If you think about the squalor, the crowding, the poverty in the Old City back then, and you’re a mother who’s just had her third child, and you’re not even 20 probably, you might not even be 18, being depressed is perfectly normal.

This is one of our theories as to the hospital’s origin and why women were so interested in taking over and supporting and developing it. Originally, it was called Ezrat Nashim (the Hebrew term for the women’s section in a synagogue). It was not a maternity hospital. The original accounts from 1885 include a list of yoldot, women who have just given birth.

But it wasn’t a maternity hospital, so why did you have women who had given birth? Hence our assumption that we’re dealing with the post-partum depression. Psychiatric care didn’t exist. Psychiatric patients were put in lunatic asylums. There were also male patients. Our guess is that these are men that were probably suffering from what is called the “Jerusalem Syndrome,” when people get carried away with a spiritual sort of illusion or delusion.

Its first medical description was by one Dr. Hermann, in the Ezrat Nashim Hospital, our hospital, in the 1930s. The syndrome is still quite common in Jerusalem, but also in other other places, for example, in Rome near the Vatican, in Tzfat (Safed), in Bhutan, anywhere with a very high element of spirituality.

MENTAL HEALTH

Today the whole issue of mental health is very much in the forefront, because unfortunately what we’re seeing is a tremendous rise in stress and anxiety because of the ongoing war. You’ve got missiles flying, you’ve got people who haven’t slept in two years because they have to keep getting up and going to a shelter, especially along the northern border.
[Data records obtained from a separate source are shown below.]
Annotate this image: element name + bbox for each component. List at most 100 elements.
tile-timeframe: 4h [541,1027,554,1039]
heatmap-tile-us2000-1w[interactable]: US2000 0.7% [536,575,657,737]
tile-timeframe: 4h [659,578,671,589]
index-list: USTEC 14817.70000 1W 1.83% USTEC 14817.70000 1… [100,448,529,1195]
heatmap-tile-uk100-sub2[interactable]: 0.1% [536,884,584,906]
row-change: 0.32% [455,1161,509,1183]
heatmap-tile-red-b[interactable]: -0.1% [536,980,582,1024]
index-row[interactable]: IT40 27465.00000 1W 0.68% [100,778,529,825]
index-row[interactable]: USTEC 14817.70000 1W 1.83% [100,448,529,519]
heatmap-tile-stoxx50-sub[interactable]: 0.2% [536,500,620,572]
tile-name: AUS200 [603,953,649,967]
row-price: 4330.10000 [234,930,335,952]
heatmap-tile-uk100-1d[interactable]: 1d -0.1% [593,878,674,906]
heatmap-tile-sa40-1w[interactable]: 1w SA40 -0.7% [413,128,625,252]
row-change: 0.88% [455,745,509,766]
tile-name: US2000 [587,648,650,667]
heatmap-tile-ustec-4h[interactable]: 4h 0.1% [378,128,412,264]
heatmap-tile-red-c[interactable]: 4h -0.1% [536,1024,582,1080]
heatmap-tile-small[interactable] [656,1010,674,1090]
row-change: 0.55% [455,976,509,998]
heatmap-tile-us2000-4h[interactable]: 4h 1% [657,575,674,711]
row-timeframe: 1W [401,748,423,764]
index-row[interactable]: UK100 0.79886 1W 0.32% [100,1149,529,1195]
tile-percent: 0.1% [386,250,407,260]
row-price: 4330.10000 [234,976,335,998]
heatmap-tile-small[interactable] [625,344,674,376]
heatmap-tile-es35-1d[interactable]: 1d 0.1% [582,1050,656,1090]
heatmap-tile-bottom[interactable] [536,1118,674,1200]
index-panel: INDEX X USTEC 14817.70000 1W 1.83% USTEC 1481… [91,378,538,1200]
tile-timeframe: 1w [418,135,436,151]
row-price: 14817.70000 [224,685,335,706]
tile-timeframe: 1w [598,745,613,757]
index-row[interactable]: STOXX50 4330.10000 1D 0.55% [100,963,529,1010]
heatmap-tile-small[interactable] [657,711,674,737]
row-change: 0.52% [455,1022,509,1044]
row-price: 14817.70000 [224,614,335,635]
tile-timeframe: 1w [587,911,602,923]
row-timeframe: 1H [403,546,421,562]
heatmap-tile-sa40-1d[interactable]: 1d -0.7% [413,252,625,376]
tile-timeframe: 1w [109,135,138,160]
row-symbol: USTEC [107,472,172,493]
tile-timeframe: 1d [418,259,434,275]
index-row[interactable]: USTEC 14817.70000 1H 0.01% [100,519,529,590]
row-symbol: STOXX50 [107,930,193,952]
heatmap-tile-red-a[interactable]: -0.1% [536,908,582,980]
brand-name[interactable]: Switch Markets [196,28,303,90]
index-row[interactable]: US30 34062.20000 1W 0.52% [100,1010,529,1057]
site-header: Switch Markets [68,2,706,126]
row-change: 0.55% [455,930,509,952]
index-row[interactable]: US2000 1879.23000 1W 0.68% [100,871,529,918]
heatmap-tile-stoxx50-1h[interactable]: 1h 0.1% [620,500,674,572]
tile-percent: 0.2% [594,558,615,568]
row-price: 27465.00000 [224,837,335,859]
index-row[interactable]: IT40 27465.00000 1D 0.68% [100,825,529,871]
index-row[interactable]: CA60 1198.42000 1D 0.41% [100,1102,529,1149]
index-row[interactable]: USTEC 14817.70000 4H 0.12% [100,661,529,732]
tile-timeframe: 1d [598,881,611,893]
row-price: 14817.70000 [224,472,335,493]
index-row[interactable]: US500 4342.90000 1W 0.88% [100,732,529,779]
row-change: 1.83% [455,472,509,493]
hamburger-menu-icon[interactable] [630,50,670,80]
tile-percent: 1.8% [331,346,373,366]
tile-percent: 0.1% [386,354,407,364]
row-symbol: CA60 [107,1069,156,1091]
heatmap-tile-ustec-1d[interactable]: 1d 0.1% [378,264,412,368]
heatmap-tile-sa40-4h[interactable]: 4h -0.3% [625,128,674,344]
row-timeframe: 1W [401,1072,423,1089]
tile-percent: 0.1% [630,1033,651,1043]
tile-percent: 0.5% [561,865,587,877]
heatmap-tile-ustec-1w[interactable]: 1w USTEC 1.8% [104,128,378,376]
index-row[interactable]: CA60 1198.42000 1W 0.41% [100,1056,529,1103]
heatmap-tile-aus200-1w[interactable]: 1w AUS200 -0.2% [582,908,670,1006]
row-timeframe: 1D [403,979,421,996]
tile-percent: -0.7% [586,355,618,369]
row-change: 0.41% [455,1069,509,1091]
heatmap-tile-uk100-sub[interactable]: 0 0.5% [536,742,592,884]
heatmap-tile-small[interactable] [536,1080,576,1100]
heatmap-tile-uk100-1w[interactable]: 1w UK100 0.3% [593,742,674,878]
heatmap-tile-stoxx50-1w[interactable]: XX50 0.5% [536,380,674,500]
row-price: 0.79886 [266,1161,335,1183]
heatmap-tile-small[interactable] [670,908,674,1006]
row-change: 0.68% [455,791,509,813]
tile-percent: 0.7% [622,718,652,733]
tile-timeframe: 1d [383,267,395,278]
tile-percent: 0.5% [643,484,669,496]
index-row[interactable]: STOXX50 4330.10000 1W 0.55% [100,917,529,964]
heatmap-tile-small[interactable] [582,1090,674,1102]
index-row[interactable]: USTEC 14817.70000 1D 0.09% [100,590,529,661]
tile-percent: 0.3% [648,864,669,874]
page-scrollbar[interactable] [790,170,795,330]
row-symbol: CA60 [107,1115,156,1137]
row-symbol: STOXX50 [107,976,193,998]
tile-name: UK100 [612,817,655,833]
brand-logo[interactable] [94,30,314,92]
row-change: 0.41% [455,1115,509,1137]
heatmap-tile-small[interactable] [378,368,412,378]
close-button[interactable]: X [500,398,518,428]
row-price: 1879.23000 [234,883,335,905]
That’s just not a normal way to live. You have to think twice about going grocery shopping. You even have to think twice about having a shower. Because if you go in the shower and there’s a siren, you’ve got 90 seconds to get into a shelter if you’re in Jerusalem or Tel Aviv. If you’re on the northern border you might have only 15 seconds. So everything is a decision. Going to the bathroom is a decision. You can imagine the accumulated stress. We’ve seen a massive increase in patients that come to our outpatient clinics. We have the largest outpatient mental health clinic in the greater Jerusalem area.

We also have a highly specialized clinic dealing with stress disorders in former military people and in security forces — police, former soldiers, veterans, the Mossad. We have over 3,000 cases a month that come through.

QUESTION:

Does Herzog deal with mental health in the military context?

Dr. Caine: Before the war, we had just opened the clinic for the security forces, which we call the “Lighthouse Clinic,” Migdal Or. It was opened in collaboration with Israel’s Ministry of Defense because it didn’t have a proper clinic in the greater Jerusalem area.

Our assessment was that there are about 100 patients who will require care. So we dedicated a number of staff in the rooms and so on. We prepared everything. And then the 7th of October and all hell broke loose. From the civilian point of view, you had a massive influx, especially of youngsters.

The Ministry of Defense clinic has gone from 100 patients to 1,200. A 12-fold increase, and a waiting list of close to 2,000. If we had the physical space, and if we had the staff, we would be able to treat them, but we can’t.

So we are trying to add floors to the clinic. Even if we start today, it will take two years until we could treat that number of patients. With mental health, you’re looking at what’s going to be, because we have not reached the peak. Even if the war ends tomorrow, we wouldn’t reach the peak for something like two to five years.